We’re on teams that value transparency or that promise to be adaptable or disciplined, but when we feel like that isn’t happening, we rarely have particular behaviors to point to. We just have a vague feeling that someone’s not being disciplined enough. And You’re not disciplined might not be the best conversation starter at that Tuesday morning meeting. For one, it’s pretty personal. And second, even it weren’t personal, what can you do with that feedback? If someone says you aren’t being disciplined, you have to find the behaviors that go with that word — the indicators that mean disciplined to your teammatesOtherwise, the word on everyone’s mind is misaligned.

New projects come, new clients go, and the new norm is new people on new teams all the time. But the value words are still the same. Which is troubling: Everything is changing, but companies are acting like we can all sit around saying adaptable still means adaptable and that no new behaviors will emerge for us to describe it.
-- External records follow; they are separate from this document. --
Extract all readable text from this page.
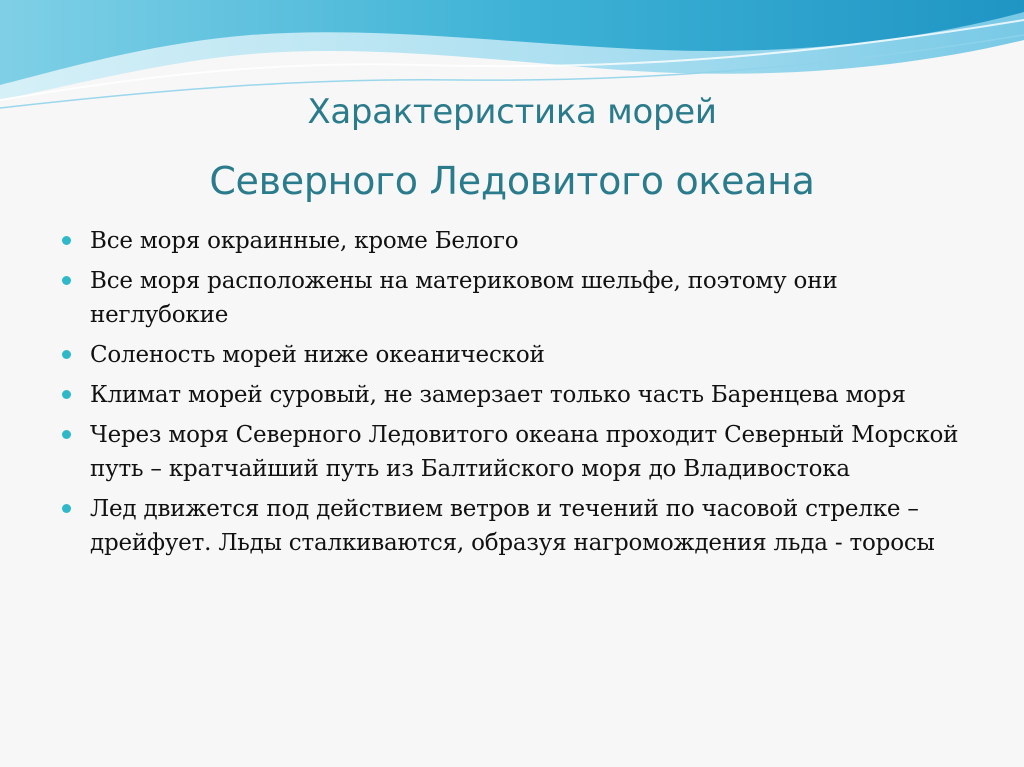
Характеристика морей
Северного Ледовитого океана
Все моря окраинные, кроме Белого
Все моря расположены на материковом шельфе, поэтому они неглубокие
Соленость морей ниже океанической
Климат морей суровый, не замерзает только часть Баренцева моря
Через моря Северного Ледовитого океана проходит Северный Морской путь – кратчайший путь из Балтийского моря до Владивостока
Лед движется под действием ветров и течений по часовой стрелке – дрейфует. Льды сталкиваются, образуя нагромождения льда - торосы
And while corporate mandates and mission statements are great, they don’t always influence the day-to-day efforts of real people on real teams.

So, with all of those factors at play, we started thinking about how we could help teams rapidly align themselves, and most importantly, define behaviors that were unique to them. After several months of research and testing, we released a collaboration product called Teamwords: The Working Deck. It’s designed to help teams align themselves whenever they need it. Anyone can pull out the cards, find the value words they need, and list the behaviors they’re looking for from their team members.

Though we created a starting activity that’s included in the deck, we knew that the cards needed to be adaptable. We didn’t want a tool that only got used for, say, that once-a-year team offsite, so we developed a number of different ways to use the cards, both for groups and individuals. During our testing, we uncovered exercises that ranged from funny icebreakers to deep personal explorations. In other words, the deck reflected our philosophy: We turn words into actions every day, and our tools should be able to help us wherever that happens.

Bringing clarity doesn’t necessarily mean bringing rigidity — there will be plenty of new behaviors that a team will want to explore and champion on every project. And that’s fine. At least there’s a starting point. We’ve begun the conversation around what words mean, why they matter, and how we turn them into action.

If you want to reduce team misalignment in the workplace, close the gap between what people say they value and how they actually demonstrate those values. And now we’ve got a way to talk about how we’re going to work together on a team, through all of the strange stages of a project, moving past those buzzwords and unrelatable jargon.